Maggie has reached her 92nd year also,and seems embarrassed by it.Why? Did she think that she
looked much much younger...(like 91)? So she simply ignores the subject altogether.When it comes up in general conversation her eyes take on a faraway look as though she was on a tropical isle under swaying palms. But we who know her recognize that it is just her way of avoiding the subject at hand.
Then we had the pleasure of a group of pre-teens who came to entertain we 'seniors' (old ladies).
Afterwards we enjoyed talking to them and I wondered what their perception was of us. I asked one girl with blond pony tails how old she thought I was. She answered without hesitation. "100."
I laughed and moved into the crowd. Did she really think so? I wondered and stopped
another girl with a reddish pony tail, and asked her the same question. I liked her answer better, "Sixty," "Thanks!" I said, and I thought, Not too bad , I was 20 years older than that.
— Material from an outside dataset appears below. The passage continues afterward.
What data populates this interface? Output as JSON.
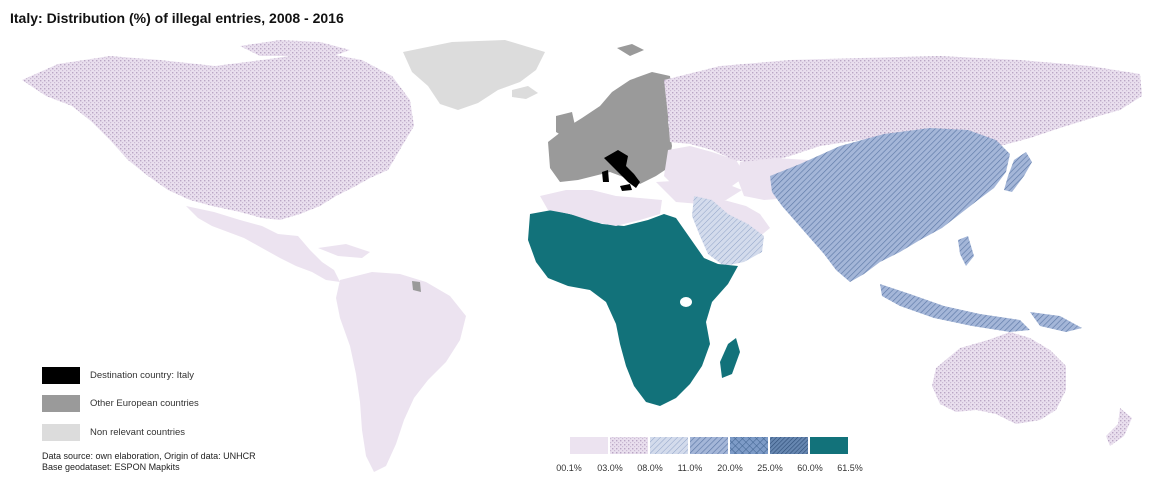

When I told a group of our ladies about this exchange they laughed and applauded. Maggie asked me to point out that girl, the redhead, she wanted to hear the same answer that I got. I could see that she was all ready to run off to look for her. And I thought, 'Wouldn't it be fun if I sent her to the other one instead, the "hundred" girl? Maggie's denials of being 100 could be comical. I started to, but at the last second my conscience clicked in. It was just too mean.